Les énergies renouvelables en hausse
Dans le détail, c'est la demande de pétrole qui devrait le plus souffrir de la crise actuelle. Selon l'AIE, elle pourrait chuter de 9% cette année. Un plongeon historique qui la ramènerait à son plus bas niveau depuis 2012. Sur le seul mois d'avril, la demande devrait être inférieure de 29% par rapport à 2019. Et à son plus bas depuis 1995. L'AIE prévoit une amélioration très lente, alors que la circulation automobile a chuté de 50% à 75% dans les régions confinées et que le trafic aérien a plongé - jusqu'à -90% dans certains pays européens.
Le charbon et le gaz seront aussi affectés. Le premier pourrait voir sa demande reculer de 8% en 2020, la plus forte chute depuis la fin de la seconde guerre mondiale. Et le second pourrait accuser un repli de sa consommation pour la première fois depuis 2009. L'AIE table sur une baisse de 5%. Les deux énergies fossiles sont pénalisées par la crise actuelle, qui se traduit une plus faible consommation d'électricité - qui devrait reculer de 5% cette année. Cette évolution conjoncturelle accélère une évolution beaucoup plus profonde: la transformation du mix énergétique vers des moyens de productions moins polluantes.
De fait, les énergies renouvelables devraient être les seules à progresser cette année: l'Agence internationale de l'énergie prédit une hausse de 5% de leur production. Malgré les retards provoqués par la crise sanitaire dans la construction de nouveaux projets (suspension des chantiers, délais allongés pour obtenir des autorisations administratives, perturbation de la chaîne d'approvisionnement...), le solaire et l'éolien devraient afficher une croissance solide: +16% pour le premier, contre un gain de 22% l'an passé, et +12% pour le deuxième, soit le même rythme qu'en 2019.

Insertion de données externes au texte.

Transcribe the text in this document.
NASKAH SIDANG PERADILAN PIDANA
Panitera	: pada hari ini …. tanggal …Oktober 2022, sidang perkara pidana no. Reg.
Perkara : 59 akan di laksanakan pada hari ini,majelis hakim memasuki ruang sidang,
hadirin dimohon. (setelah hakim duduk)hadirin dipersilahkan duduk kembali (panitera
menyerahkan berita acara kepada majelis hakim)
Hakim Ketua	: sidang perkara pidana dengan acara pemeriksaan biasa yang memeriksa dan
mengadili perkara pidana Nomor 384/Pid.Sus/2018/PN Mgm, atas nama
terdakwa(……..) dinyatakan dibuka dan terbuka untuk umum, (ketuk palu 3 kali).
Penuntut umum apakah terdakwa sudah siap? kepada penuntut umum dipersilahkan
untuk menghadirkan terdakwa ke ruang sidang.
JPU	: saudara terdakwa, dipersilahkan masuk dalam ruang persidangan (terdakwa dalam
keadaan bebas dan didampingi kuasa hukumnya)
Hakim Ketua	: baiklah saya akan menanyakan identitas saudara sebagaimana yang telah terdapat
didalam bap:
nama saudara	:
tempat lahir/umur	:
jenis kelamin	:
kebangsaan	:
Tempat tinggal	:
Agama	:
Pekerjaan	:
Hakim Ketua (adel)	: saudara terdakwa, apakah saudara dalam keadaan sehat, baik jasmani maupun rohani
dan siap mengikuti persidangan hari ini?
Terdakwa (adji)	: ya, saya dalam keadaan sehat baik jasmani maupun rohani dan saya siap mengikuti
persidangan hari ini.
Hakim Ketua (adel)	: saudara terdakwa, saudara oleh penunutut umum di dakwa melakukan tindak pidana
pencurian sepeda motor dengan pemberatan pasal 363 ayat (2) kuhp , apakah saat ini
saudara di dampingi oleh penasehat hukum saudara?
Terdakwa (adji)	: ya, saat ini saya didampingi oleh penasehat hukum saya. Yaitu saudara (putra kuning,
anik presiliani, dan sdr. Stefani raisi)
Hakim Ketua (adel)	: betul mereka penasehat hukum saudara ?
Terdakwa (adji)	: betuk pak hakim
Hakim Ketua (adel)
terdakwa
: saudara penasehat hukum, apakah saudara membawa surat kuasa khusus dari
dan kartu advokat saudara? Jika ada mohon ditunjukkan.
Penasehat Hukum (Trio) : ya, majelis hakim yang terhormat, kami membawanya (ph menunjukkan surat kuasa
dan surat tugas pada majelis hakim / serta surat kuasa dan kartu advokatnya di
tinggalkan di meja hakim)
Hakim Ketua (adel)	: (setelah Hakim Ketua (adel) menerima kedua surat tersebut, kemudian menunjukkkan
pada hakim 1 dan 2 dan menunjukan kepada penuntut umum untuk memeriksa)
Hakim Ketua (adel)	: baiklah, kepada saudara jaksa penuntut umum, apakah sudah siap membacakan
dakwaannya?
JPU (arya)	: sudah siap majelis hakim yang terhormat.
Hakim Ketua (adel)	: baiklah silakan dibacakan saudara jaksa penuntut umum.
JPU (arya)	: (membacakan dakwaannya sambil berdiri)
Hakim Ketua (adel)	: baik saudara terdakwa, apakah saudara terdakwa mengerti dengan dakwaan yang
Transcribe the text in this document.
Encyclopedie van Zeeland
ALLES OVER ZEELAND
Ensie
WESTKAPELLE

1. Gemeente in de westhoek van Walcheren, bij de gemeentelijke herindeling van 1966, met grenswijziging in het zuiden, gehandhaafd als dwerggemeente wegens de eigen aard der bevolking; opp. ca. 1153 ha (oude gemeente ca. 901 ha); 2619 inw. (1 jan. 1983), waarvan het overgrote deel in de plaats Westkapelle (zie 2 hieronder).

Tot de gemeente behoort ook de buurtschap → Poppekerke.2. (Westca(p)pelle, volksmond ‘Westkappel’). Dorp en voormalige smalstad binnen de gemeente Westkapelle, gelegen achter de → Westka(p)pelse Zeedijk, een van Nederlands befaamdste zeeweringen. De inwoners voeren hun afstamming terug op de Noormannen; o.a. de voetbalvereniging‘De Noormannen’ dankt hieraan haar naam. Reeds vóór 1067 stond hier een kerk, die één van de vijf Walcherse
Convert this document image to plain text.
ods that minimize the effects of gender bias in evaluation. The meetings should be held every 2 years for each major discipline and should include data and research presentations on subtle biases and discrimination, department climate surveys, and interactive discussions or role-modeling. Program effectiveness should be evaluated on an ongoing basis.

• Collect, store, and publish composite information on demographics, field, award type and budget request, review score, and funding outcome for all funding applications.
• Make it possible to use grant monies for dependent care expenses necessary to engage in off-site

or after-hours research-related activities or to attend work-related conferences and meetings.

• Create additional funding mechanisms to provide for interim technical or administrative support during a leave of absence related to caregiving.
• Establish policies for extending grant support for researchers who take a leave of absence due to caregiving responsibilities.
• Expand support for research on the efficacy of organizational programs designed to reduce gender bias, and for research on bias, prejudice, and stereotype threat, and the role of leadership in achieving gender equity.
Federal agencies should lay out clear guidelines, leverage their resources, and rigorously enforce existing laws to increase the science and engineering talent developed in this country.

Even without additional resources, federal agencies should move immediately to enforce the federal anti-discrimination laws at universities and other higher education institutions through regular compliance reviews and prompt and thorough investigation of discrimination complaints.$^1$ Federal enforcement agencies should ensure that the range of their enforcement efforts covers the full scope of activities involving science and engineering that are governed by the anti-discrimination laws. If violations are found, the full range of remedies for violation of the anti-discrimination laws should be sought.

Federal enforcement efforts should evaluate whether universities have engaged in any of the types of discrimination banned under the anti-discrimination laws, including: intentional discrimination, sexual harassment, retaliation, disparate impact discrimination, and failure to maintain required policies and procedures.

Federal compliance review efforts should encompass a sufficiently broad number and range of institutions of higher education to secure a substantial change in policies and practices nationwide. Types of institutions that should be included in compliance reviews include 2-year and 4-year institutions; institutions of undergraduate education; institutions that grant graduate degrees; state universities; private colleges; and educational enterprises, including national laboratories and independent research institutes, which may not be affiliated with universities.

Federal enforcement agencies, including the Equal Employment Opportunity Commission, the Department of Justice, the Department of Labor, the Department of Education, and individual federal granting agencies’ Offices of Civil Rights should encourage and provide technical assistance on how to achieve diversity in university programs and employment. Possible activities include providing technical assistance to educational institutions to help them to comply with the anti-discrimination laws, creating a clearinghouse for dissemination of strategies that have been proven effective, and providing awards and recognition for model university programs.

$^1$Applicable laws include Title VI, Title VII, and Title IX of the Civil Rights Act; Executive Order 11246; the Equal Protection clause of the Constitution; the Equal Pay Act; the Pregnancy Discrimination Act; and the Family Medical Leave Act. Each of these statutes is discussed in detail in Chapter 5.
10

Baisse historique des émissions
Conséquence de la baisse de la consommation d'énergies fossiles, les émissions mondiales de CO2 devraient aussi fortement baisser. Selon l'AIE, elles pourraient se réduire de 8% cette année. Une telle baisse, six fois plus importante que celle de 2009, serait alors la plus forte jamais enregistrée. Elle permettrait ainsi de revenir aux niveaux d'émissions de 2010.
"Compte-tenu des morts prématurées et des conséquences économiques, ce repli historique n'a rien de réjouissant, nuance Fatih Birol. Et si on se réfère à la crise financière de 2008, il est probable que les émissions rebondissent fortement lorsque que les conditions économiques s'amélioreront. Mais les gouvernements peuvent apprendre de leurs expériences en mettant les énergies propres au cœur de leurs plans de relance".